O Factor Humano
Rios Impossíveis
Os rios impossíveis
(9)
Não precisava de invocar as suas origens nem o seu trajecto passado. Era filho de um rio mas tinha dado a volta por cima e partido à conquista do seu Mundo, cruzando um arco de granito, sobre o pai.
Fotografia de Inês Torrado
Não tinha afluentes e o seu caudal era constante.
Levava a água para a aldeia de C. e por isso alguns lhe chamavam levada, outros agueira. Na realidade ele revia-se como um rio - quem sai aos seus não degenera - costumava dizer.

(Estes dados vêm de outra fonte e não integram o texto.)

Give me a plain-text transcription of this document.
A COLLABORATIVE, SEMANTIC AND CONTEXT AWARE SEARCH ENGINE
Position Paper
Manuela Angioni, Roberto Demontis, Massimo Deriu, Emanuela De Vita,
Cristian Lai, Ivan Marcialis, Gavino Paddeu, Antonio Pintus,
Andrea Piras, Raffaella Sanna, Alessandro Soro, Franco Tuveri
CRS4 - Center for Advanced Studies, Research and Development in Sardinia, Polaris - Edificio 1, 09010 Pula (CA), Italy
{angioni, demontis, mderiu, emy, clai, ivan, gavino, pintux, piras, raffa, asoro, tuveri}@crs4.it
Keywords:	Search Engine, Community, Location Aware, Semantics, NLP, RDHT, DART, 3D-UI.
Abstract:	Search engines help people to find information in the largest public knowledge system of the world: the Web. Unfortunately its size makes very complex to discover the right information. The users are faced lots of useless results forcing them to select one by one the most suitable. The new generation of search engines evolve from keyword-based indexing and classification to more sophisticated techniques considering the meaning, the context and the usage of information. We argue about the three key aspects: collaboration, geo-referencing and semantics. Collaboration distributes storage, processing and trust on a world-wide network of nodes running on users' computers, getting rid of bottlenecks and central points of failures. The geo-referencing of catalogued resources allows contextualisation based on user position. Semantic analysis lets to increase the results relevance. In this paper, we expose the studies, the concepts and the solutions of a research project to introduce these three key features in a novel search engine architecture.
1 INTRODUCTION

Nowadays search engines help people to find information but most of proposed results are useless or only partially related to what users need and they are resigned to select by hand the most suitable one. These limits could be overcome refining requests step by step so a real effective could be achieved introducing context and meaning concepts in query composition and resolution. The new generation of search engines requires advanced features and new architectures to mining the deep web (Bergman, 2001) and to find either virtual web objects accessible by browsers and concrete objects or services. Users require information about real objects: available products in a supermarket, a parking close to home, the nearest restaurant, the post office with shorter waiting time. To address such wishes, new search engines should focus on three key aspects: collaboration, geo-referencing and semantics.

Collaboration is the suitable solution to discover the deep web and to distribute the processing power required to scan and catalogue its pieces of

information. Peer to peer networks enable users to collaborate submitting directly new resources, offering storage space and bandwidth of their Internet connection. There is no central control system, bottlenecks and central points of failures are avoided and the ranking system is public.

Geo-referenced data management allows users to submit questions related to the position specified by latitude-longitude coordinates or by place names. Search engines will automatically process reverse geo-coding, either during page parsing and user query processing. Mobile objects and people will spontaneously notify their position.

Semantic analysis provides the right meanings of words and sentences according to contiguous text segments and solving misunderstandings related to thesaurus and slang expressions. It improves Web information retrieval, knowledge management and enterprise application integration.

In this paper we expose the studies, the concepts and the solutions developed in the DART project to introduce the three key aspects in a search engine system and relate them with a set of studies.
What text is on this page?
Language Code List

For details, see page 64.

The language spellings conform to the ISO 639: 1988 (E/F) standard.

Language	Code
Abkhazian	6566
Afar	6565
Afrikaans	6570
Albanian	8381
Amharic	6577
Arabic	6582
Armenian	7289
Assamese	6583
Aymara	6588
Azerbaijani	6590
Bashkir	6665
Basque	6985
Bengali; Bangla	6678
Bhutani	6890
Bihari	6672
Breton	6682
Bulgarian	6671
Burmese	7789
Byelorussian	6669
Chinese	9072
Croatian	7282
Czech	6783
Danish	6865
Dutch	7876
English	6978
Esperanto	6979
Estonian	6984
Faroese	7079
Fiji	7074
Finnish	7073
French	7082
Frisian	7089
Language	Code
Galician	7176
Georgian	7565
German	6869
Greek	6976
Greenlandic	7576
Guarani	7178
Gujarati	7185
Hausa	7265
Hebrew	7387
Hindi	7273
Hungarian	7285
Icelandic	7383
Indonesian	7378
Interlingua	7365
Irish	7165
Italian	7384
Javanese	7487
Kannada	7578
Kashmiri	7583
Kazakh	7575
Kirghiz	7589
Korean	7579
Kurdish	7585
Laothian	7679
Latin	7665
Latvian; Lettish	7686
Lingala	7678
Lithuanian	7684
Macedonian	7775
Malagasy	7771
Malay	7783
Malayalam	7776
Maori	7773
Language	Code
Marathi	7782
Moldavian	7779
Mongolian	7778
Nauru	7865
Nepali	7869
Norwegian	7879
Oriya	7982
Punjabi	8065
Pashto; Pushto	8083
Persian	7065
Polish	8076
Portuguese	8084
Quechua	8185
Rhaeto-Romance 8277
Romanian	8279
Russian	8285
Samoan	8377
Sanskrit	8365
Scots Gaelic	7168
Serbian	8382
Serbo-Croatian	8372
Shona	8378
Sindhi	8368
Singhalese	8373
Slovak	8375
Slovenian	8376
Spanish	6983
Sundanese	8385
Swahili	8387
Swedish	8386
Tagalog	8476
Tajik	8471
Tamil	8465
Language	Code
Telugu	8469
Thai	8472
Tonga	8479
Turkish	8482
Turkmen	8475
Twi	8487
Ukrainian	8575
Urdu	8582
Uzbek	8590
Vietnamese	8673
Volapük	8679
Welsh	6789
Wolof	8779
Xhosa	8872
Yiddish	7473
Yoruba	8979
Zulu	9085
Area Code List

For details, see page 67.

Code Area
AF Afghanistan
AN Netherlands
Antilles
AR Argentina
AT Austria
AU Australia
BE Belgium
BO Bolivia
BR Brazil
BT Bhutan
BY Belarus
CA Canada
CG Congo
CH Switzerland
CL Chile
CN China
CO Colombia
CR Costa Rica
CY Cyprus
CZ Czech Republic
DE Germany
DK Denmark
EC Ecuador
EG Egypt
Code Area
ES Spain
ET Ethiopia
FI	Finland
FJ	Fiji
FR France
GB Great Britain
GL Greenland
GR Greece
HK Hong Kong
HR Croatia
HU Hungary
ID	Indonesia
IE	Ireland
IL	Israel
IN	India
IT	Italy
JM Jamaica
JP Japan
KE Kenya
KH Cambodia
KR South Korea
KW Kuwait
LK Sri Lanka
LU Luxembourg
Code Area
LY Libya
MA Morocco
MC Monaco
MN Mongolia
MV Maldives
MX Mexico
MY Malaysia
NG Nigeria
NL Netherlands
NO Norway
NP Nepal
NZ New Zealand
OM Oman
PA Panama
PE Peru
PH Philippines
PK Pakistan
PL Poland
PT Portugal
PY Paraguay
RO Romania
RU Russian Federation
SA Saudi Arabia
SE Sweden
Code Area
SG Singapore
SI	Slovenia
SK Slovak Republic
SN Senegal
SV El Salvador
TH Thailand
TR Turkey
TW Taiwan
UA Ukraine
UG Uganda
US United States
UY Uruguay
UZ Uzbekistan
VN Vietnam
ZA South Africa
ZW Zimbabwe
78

Fotografia de Inês Torrado
Até se gabava de ter trutas, embora escassas e, em geral, pequenas, que se deixavam levar pela corrente, desde a longínqua presa onde nascia.

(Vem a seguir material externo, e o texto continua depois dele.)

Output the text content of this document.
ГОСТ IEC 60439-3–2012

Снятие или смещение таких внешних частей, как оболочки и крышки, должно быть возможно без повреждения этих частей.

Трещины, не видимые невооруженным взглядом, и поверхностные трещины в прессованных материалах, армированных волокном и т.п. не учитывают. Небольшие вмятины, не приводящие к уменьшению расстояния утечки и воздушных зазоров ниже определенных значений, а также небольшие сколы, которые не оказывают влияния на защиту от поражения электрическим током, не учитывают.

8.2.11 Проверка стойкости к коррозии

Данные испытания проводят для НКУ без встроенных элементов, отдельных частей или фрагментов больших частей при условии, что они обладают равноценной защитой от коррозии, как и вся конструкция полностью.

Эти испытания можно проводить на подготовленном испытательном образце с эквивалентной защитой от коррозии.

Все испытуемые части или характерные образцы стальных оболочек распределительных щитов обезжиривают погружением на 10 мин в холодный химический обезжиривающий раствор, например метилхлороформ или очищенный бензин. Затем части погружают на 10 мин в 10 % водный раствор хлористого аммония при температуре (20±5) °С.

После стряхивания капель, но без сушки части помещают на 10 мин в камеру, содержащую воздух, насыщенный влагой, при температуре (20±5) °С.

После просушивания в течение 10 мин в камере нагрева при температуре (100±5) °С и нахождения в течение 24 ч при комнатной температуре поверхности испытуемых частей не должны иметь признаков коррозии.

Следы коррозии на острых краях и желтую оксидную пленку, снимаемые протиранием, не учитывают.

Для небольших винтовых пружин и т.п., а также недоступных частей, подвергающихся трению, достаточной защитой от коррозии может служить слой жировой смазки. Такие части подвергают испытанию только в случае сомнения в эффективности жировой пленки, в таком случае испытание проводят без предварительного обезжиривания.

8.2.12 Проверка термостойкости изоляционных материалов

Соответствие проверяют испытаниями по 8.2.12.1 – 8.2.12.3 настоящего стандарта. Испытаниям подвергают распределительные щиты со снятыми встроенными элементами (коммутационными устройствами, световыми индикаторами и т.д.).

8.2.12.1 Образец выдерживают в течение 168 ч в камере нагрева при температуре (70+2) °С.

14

Mas a magia deste quase rio, mais do que rio, era a de visitar as casas da aldeia, entrando em cada uma delas, em leito de granito, por uma abertura rente ao chão, na parede voltada a norte.
E era ver as mulheres a colherem a água com um púcaro, enchendo o pote pousado nas brasas, ou a pia de granito onde lavavam a louça.
As águas sobrantes saíam pela parede voltada a sul e eram usadas para regar a horta ou matar a sede ao gado.
Levavam com elas os ais nocturnos do prazer e da dor, lavavam os sonhos das crianças embaladas pelo rumor da corrente desse quase rio, mais do que rio.
(com um abraço ao meu avô, Lelo da Tenenta, que num dia de Abril de 1972, me levou com ele à aldeia de C.)